Why the focus and fuss about this? I agree with Dr, Mohler that this is ground zero of the cultural clash. When I was wrestling in high school, a mere twenty years ago, there weren’t any girls wrestling that I was aware of. The idea of people in their teens of the opposite sex grappling with one another in public was pretty implausible, primarily because few parents thought it was a remotely good idea to expose their daughters to this and likewise because once upon a time parents said "No" to their children once in a while instead of granting their every whim. I can’t imagine many parents of high school aged girls when I was in school saying to their daughter: “Hey, throw on a singlet and go join the wrestling team”. Today gender confusion and sexual permissiveness threaten to unravel the boundaries of civil society.

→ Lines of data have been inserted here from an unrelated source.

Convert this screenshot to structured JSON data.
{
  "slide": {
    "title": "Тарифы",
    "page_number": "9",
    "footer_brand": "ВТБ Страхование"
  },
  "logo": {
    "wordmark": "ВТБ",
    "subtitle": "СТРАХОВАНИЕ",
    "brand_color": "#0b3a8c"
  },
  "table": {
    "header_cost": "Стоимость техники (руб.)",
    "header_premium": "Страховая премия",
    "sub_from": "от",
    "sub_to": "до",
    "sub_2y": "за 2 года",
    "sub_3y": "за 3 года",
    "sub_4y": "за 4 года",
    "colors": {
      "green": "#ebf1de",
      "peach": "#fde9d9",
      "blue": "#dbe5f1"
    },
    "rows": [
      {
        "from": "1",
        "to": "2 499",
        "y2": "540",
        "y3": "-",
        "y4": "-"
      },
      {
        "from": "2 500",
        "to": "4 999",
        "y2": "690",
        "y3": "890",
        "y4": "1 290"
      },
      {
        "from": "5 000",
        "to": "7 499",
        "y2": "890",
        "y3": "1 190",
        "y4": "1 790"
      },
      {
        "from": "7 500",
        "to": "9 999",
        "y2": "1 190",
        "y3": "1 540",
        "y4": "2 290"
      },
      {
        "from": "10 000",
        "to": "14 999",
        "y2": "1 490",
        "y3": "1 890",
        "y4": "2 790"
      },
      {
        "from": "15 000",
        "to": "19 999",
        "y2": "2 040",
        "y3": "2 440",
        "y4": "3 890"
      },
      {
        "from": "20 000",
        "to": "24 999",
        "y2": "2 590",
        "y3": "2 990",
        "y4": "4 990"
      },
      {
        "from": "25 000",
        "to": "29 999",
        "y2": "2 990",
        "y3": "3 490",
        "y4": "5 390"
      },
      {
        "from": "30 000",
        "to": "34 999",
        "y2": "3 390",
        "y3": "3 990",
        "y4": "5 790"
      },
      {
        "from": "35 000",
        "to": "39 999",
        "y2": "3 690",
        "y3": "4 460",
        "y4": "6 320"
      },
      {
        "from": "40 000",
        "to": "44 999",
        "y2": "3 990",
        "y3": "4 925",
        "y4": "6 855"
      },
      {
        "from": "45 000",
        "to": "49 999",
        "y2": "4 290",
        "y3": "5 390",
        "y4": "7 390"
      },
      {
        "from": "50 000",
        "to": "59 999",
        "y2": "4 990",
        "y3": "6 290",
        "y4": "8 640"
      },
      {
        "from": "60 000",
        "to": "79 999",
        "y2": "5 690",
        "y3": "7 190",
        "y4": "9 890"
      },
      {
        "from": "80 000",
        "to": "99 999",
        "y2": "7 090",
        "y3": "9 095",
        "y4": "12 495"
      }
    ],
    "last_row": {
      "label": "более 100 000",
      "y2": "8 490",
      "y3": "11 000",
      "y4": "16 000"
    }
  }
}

The decision by Joel Northrup and his parents is not the work of religious fanatics, it is simply common sense and common decency. Unfortunately simple common sense and common decency are both becoming an uncommon commodity in our world.

2 comments:

Dan Allen said...

I was listening to sports talk radio the other morning and they were talking about this. Now, please note that I live in New England, and this is a Boston sports radio show, so conservative values aren't super prominent in this area, but none-the-less even the hosts of the show thought the idea of teen guys and girls wrestling was absurd. They praised this kid for his decision and struggled to understand how in the world any parent could let their daughter participate in such a violent and personal-space-violating sport with boys. These same guys rail against Christianity on a regular basis yet they can see the absurdity of all this, so for anyone to make this about religious nuts vs. progressive women's rights proponents is a serious misrepresentation. Like you say in your post, it is simply a matter of common sense.

Aussie John said...

Arthur,

Your last paragraph sums it up well!